Orubians are vibrant folk, full of music, laughter and self-expression. They are dark skinned, and are remarkably talented in military techniques. They have hunger for exploration and scientific knowledge and were the founders of Glow-Jelly technology. The majority of Orubians live in the vast savannah plains of Orubia, with smaller tribes of people dotter around the fringes of the humid rainforest regions to the east of the country.
Their culture has grown up around the use of weapons and technology, allowing them to conquer nearby territories and quickly venture forth into exploring the oceans of Melior.
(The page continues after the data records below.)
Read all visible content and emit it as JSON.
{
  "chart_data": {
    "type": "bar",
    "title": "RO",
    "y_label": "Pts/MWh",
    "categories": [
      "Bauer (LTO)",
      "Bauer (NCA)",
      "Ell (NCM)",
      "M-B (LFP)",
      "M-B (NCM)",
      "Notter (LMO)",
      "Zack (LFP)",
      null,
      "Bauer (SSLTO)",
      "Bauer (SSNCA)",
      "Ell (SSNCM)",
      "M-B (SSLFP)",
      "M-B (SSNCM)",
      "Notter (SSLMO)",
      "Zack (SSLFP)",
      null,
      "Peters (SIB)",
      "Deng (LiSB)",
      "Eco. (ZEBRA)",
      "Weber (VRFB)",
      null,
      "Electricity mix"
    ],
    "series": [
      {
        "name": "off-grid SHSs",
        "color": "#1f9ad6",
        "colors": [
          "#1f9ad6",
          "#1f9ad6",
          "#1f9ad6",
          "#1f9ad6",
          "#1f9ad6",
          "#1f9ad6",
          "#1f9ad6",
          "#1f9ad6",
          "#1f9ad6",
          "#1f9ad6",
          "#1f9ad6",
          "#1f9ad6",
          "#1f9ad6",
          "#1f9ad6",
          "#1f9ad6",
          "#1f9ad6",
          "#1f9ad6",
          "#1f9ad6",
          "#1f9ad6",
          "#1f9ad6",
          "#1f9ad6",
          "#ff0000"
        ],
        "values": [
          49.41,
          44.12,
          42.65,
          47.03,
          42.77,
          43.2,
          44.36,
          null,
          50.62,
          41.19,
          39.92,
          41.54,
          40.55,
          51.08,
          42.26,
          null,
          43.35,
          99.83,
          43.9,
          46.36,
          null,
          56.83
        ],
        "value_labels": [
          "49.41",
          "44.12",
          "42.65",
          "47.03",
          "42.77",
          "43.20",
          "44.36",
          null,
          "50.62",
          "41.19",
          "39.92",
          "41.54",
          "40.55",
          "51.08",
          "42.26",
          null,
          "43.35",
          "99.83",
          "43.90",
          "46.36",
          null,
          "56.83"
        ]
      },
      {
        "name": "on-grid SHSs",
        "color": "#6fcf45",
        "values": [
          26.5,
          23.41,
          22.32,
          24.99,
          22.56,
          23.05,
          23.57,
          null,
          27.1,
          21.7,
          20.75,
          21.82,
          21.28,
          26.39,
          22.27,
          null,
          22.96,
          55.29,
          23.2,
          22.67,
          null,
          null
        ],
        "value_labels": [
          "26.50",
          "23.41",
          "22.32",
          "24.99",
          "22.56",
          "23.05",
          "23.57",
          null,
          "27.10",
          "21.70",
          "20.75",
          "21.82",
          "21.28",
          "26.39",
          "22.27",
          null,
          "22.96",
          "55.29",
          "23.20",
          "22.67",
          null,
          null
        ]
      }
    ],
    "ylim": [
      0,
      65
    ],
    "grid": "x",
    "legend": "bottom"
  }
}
This has lead to a bustling increase in trade, and an industrial boom in every port they land in. Orubia is quickly becoming the wealthiest and most well respected country in the world. Orubians love to express themselves and their vibrant fashion trends seem to be changing every week. Bright colours and bold patterns can be found throughout Orubian art, and garments are not always restricted to a particular gender (which can be confusing to cultures who aren't accustomed to this). It's not uncommon to see men wearing striped skirts to keep cool and agile in the hot environment in which they live. Food is also a big part of Orubian culture, and trading across the seas has only broadened their knowledge of cooking.
Family TiesThe recent tradition of family ties only shows the latest history going back around two hundred years. Cowrie shells were recently introduced to Orubia by visiting traders and the trend has caught on fast. Shells are tied through the center gap if a couple are wed, with a knot and line of children running down from their bond (the child shells are wrapped around twice, once for each parent’s protective arms). Shells are varnished in red if the family member is deceased, a sliced cord indicates separation and a burnt cord means exile.
To cut your ties means to separate yourself from people completely, never to see them again.The family ties can be sewn onto a fabric background or tapestry, but are frequently left loose to be hung as an ornament in the family home. When travelling on long journeys, sometimes a person will take their family ties with them so that it feels like their family is on the journey too (it also makes for a great discussion piece when visiting relatives that are far away).
A tangled family implies that a family has become so big that it's hard to follow each thread and keep order or peace.